Tawnya Clough, owner of Mosher’s Meats and Seafood in Farmington, has officiated middle and high school basketball and field hockey games throughout western Maine for over a decade. Joe Charpentier/Sun Journal

FARMINGTON — Tawnya Clough, owner of the popular Mosher’s Meats and Seafood, is known for her bustling business on Farmington Falls Road, but many young athletes and their families across western Maine might recognize her on the basketball court of field hockey turf.

The 54-year-old business owner has been officiating at basketball and field hockey games for over a decade from Jackman to Topsham, Paris to Waterville. Her life and travels have almost always involved sports to some degree.

Clough graduated from Carrabec High School in 1988 as a star basketball player, earning Class C West McDonald’s Senior All Star. She attended the University of Southern Maine and then University of Maine at Farmington, each for two years playing intramural basketball.

After graduating from UMF in 1994, she eventually moved out West to St. Louis, Missouri, where she played for the St. Louis Slam, a women’s professional football team. In 2009, during the last season of her three-year tenure on the team, Slam won its first national championship.

Clough moved back to Farmington in 2011 when Mosher’s Meats and Seafood came up for sale. She began taking basketball officiating classes at the suggestion of a friend who taught them. After a youth filled with soccer, basketball and softball, intramural basketball in college and women’s professional football in her 30s, Clough had an itch to stay involved in sports in some way.

“It always had kind of been there in the back of my head,” she said. “You don’t get to do much else when you own a small business. So, I thought it would be a good idea … I just enjoy it and I think there’s not as many opportunities to play sports as you get older, but there’s always some way to stay involved. Officiating was one of those.”


Clough started officiating at middle and high school basketball games in 2012 and after influence from another friend, she added field hockey to her officiating repertoire, though she never played the sport in school.

It’s a rewarding career, she said, because she sees the same things in athletes that she felt at their age: competitiveness, camaraderie and sheer fun. It has also provided more perspective to the sports many officials have claimed to know so well before going into the world of white and black pinstripes.

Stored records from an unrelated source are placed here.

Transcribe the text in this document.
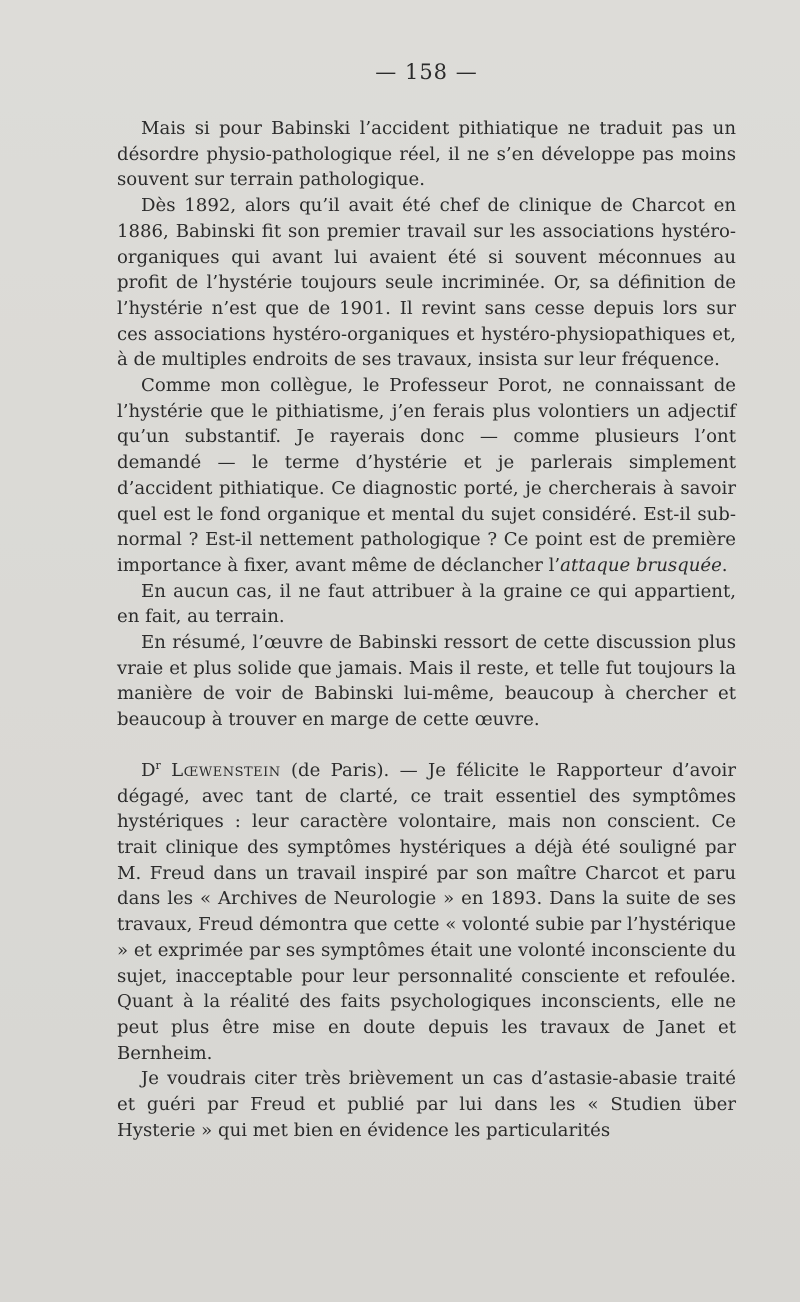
— 158 —

Mais si pour Babinski l’accident pithiatique ne traduit pas un désordre physio-pathologique réel, il ne s’en développe pas moins souvent sur terrain pathologique.

Dès 1892, alors qu’il avait été chef de clinique de Charcot en 1886, Babinski fit son premier travail sur les associations hystéro-organiques qui avant lui avaient été si souvent méconnues au profit de l’hystérie toujours seule incriminée. Or, sa définition de l’hystérie n’est que de 1901. Il revint sans cesse depuis lors sur ces associations hystéro-organiques et hystéro-physiopathiques et, à de multiples endroits de ses travaux, insista sur leur fréquence.

Comme mon collègue, le Professeur Porot, ne connaissant de l’hystérie que le pithiatisme, j’en ferais plus volontiers un adjectif qu’un substantif. Je rayerais donc — comme plusieurs l’ont demandé — le terme d’hystérie et je parlerais simplement d’accident pithiatique. Ce diagnostic porté, je chercherais à savoir quel est le fond organique et mental du sujet considéré. Est-il sub-normal ? Est-il nettement pathologique ? Ce point est de première importance à fixer, avant même de déclancher l’attaque brusquée.

En aucun cas, il ne faut attribuer à la graine ce qui appartient, en fait, au terrain.

En résumé, l’œuvre de Babinski ressort de cette discussion plus vraie et plus solide que jamais. Mais il reste, et telle fut toujours la manière de voir de Babinski lui-même, beaucoup à chercher et beaucoup à trouver en marge de cette œuvre.

$D^r$ Lœwenstein (de Paris). — Je félicite le Rapporteur d’avoir dégagé, avec tant de clarté, ce trait essentiel des symptômes hystériques : leur caractère volontaire, mais non conscient. Ce trait clinique des symptômes hystériques a déjà été souligné par M. Freud dans un travail inspiré par son maître Charcot et paru dans les « Archives de Neurologie » en 1893. Dans la suite de ses travaux, Freud démontra que cette « volonté subie par l’hystérique » et exprimée par ses symptômes était une volonté inconsciente du sujet, inacceptable pour leur personnalité consciente et refoulée. Quant à la réalité des faits psychologiques inconscients, elle ne peut plus être mise en doute depuis les travaux de Janet et Bernheim.

Je voudrais citer très brièvement un cas d’astasie-abasie traité et guéri par Freud et publié par lui dans les « Studien über Hysterie » qui met bien en évidence les particularités
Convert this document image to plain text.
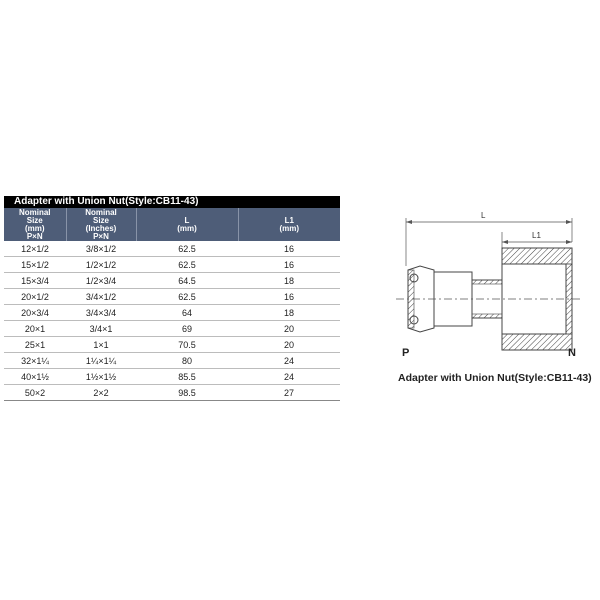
Adapter with Union Nut(Style:CB11-43)
Nominal
Size
(mm)
P×N	Nominal
Size
(Inches)
P×N	L
(mm)	L1
(mm)

12×1/2	3/8×1/2	62.5	16
15×1/2	1/2×1/2	62.5	16
15×3/4	1/2×3/4	64.5	18
20×1/2	3/4×1/2	62.5	16
20×3/4	3/4×3/4	64	18
20×1	3/4×1	69	20
25×1	1×1	70.5	20
32×1¼	1¼×1¼	80	24
40×1½	1½×1½	85.5	24
50×2	2×2	98.5	27
L
L1
P	N
Adapter with Union Nut(Style:CB11-43)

“We’re like, ‘Oh, we’ve played forever, so we know, we know what the game is, we know what the rules are,’” Clough said. “Then you start learning them and you’re like, ‘Oh, I really didn’t understand it from this perspective.’ You have this opportunity to learn a sport that you really love from a completely different way of looking at it and it’s just a lot of fun.”

Officiating isn’t exclusive to the middle-aged, either, Clough said. It’s also a great way for athletes leaving high school and college sports to stay involved, too. Many officials, Clough included, are trying to work with college-age students to show them officiating is an option and one that isn’t necessarily limited to high school-level sports.

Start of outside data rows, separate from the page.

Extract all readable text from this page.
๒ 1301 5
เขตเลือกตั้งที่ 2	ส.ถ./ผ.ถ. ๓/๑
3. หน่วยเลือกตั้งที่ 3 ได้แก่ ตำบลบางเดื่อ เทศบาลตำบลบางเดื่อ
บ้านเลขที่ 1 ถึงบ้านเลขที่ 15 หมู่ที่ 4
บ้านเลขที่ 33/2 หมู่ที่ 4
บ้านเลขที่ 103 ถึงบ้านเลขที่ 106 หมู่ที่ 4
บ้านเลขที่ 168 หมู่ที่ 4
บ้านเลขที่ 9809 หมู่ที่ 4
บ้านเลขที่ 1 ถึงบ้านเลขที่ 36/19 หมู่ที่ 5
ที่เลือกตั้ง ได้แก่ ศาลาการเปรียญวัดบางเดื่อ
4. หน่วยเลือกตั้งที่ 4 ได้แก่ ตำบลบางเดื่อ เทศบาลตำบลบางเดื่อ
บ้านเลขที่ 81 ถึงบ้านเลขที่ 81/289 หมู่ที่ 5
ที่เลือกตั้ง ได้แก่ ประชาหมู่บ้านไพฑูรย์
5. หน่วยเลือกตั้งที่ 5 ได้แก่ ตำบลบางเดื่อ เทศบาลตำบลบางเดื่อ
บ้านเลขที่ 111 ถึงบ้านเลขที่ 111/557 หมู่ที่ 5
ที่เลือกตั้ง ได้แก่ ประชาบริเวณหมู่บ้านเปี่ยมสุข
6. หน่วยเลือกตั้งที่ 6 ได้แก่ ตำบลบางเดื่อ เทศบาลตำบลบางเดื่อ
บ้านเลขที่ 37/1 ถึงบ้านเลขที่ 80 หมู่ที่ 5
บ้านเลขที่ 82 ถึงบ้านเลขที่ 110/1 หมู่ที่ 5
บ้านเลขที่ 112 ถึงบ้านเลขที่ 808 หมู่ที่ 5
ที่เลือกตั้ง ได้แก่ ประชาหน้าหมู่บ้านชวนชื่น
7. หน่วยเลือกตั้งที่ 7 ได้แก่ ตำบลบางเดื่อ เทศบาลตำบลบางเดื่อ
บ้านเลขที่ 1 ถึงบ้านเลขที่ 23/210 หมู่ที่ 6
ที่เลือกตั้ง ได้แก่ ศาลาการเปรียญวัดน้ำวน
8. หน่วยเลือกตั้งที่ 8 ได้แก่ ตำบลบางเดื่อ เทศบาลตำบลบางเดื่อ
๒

“I’m trying to get into some of the high schools and kind of do some recruiting there,” Clough said. “I don’t think they ever really think about it because I don’t think it’s really presented as an option.”

Middle and high school sports are just where it starts, Clough said. College sports — whether Division I, II or II — are also in the realm of possibility. There’s also a future in officiating professional-level and Olympic sports.

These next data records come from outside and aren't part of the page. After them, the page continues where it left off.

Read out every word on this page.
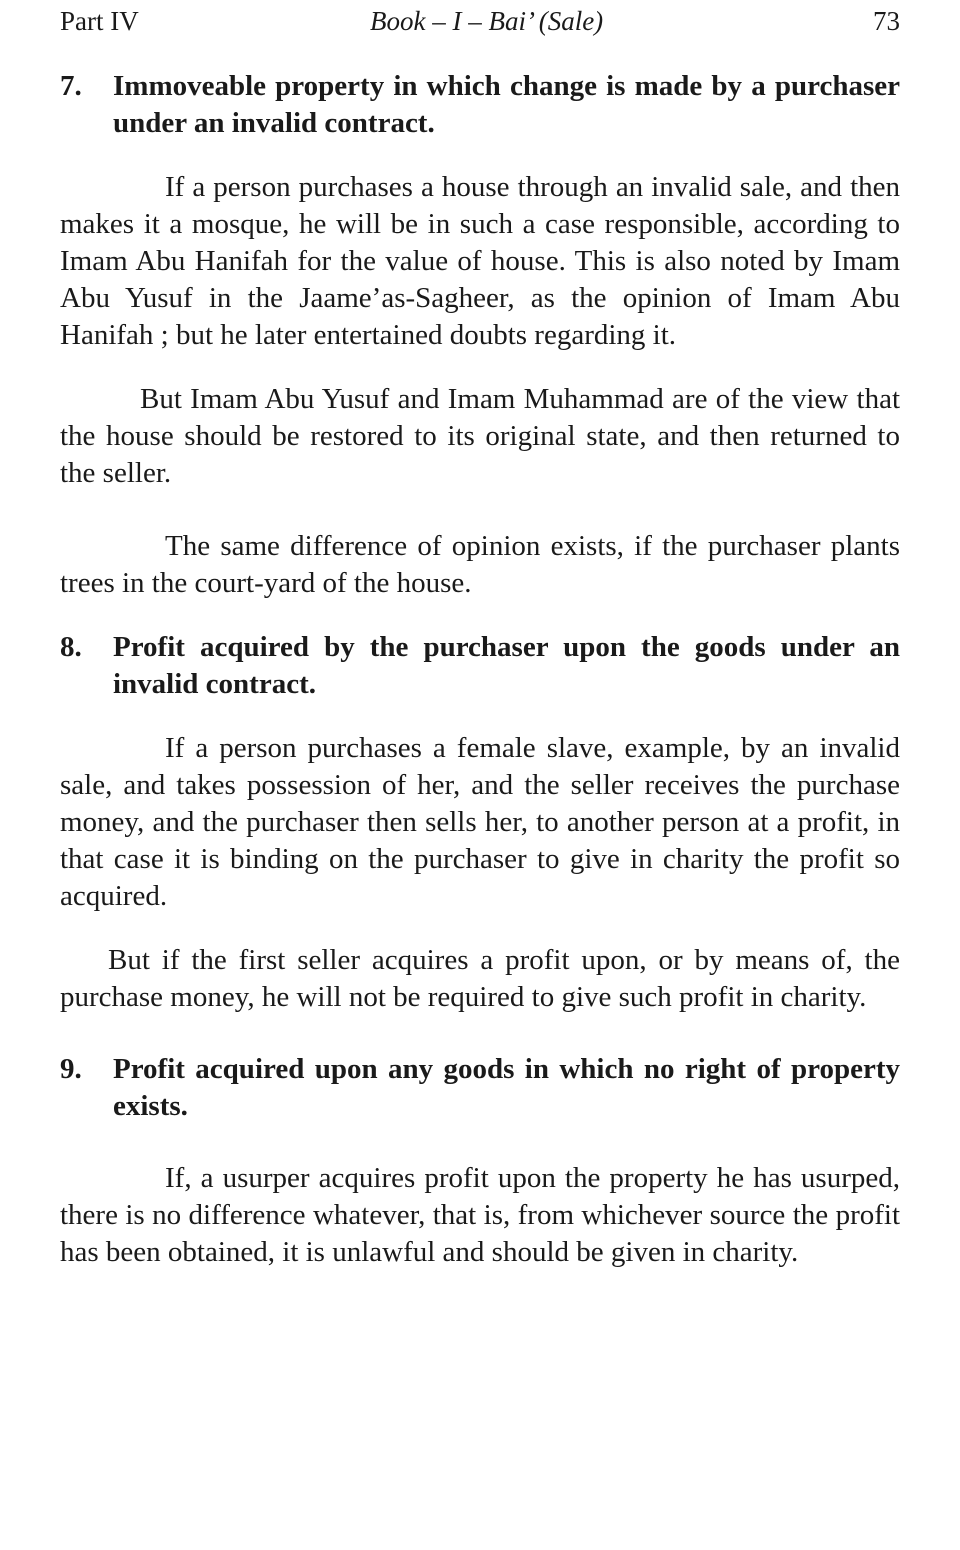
Part IV	Book – I – Bai’ (Sale)	73
7.	Immoveable property in which change is made by a purchaser under an invalid contract.

If a person purchases a house through an invalid sale, and then makes it a mosque, he will be in such a case responsible, according to Imam Abu Hanifah for the value of house. This is also noted by Imam Abu Yusuf in the Jaame’as-Sagheer, as the opinion of Imam Abu Hanifah ; but he later entertained doubts regarding it.

But Imam Abu Yusuf and Imam Muhammad are of the view that the house should be restored to its original state, and then returned to the seller.

The same difference of opinion exists, if the purchaser plants trees in the court-yard of the house.

8.	Profit acquired by the purchaser upon the goods under an invalid contract.

If a person purchases a female slave, example, by an invalid sale, and takes possession of her, and the seller receives the purchase money, and the purchaser then sells her, to another person at a profit, in that case it is binding on the purchaser to give in charity the profit so acquired.

But if the first seller acquires a profit upon, or by means of, the purchase money, he will not be required to give such profit in charity.

9.	Profit acquired upon any goods in which no right of property exists.

If, a usurper acquires profit upon the property he has usurped, there is no difference whatever, that is, from whichever source the profit has been obtained, it is unlawful and should be given in charity.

“The great thing about officiating, to me, is that the sky’s the limit, depending on how hard you want to work and how far you want to go,” she said. “A lot of the people that we work with — not necessarily those here in Maine, but those (on the national level) who do training that we’ve gone to — are those Division I officials, Olympic officials. There’s that whole avenue for people to pursue if that’s what they choose to do.”